In dieser Klemme legt sich die Bundesregierung nicht fest. Sie hat Eckpunkte für die Sicherheitsanforderungen zum Aufbau des 5G-Netzes beschlossen. Ein expliziter Ausschuss einzelner Anbieter ist bislang nicht vorgesehen. Sie überlässt es allerdings den Netzbetreibern wie Telekom oder Vodafone, chinesische Technik einzusetzen. Der drohende Ausschluss aus dem US-Markt dürfte für die Konzerne ein starkes Argument gegen Huawei sein.
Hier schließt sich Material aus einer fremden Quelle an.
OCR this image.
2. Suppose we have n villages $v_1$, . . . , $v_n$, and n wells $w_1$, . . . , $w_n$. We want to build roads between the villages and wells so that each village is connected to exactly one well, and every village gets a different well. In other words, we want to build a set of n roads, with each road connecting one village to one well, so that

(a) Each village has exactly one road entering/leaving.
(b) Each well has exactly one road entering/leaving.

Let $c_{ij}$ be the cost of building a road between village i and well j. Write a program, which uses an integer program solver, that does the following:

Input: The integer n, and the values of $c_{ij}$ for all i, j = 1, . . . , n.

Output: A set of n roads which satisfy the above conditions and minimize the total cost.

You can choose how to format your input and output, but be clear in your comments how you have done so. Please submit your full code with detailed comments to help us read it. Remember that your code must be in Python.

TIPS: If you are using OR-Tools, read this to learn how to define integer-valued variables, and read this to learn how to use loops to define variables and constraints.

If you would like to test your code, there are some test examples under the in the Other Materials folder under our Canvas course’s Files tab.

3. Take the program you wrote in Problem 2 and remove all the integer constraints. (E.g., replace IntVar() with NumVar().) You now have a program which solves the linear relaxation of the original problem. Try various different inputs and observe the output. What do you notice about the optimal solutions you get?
Und insbesondere die Telekom dürfte sich genau überlegen, wie sie vorgeht, schließlich ist der Verzicht auf Huawei-Technik voraussichtlich Bedingung dafür, dass sie den US-Konkurrenten Sprint übernehmen darf.
Imperialismus digital
Der Kampf um die 5G-Technik zeigt, wie kriegsträchtig ökonomische und technologische Fragen geworden sind. Der »geopolitisch motivierte Infrastrukturbau hat neuen Auftrieb bekommen«, schreibt Peter Garber von der Deutschen Bank und erinnert an frühere Projekte, »die den Wettstreit der Großmächte widerspiegeln«: Suez-Kanal, Panama-Kanal, Bagdad-Bahn, Transsibirische Eisenbahn. Immer waren diese Netze Mittel, um die nationale Wirtschaft zu unterstützen und gleichzeitig den eigenen Machtbereich über die eigenen Grenzen hinaus auszudehnen: Wirtschaft als Mittel staatlicher Macht und staatliche Macht als Mittel der Wirtschaft.
Heute ist der Globus weitgehend erschlossen, die geopolitischen Netze erstrecken sich daher weniger über Wasser und Land, sondern im virtuellen Raum. Die Eroberung der Zukunft verläuft nicht über Schiffswege oder Gleise, sondern durch Glasfaserkabel und Mobilfunkwellen. Damit verschwimmen alle Grenzen: Denn das globale digitale Netz wächst, und »welche Technologie könnte nicht für Datenklau verwendet werden?«, fragt Noah Smith vom Finanzdienstleister Bloomberg. Wenn Mobilfunknetze zur Spionage dienen können, dann auch das Handy. »Und was ist mit den Computern im Büro?«, so Smith, »was ist mit den selbstfahrenden Autos vor der Tür, mit dem intelligenten Thermostat und der Waschmaschine im Haus?« So kommt der Kampf um die Weltmacht in die gute Stube.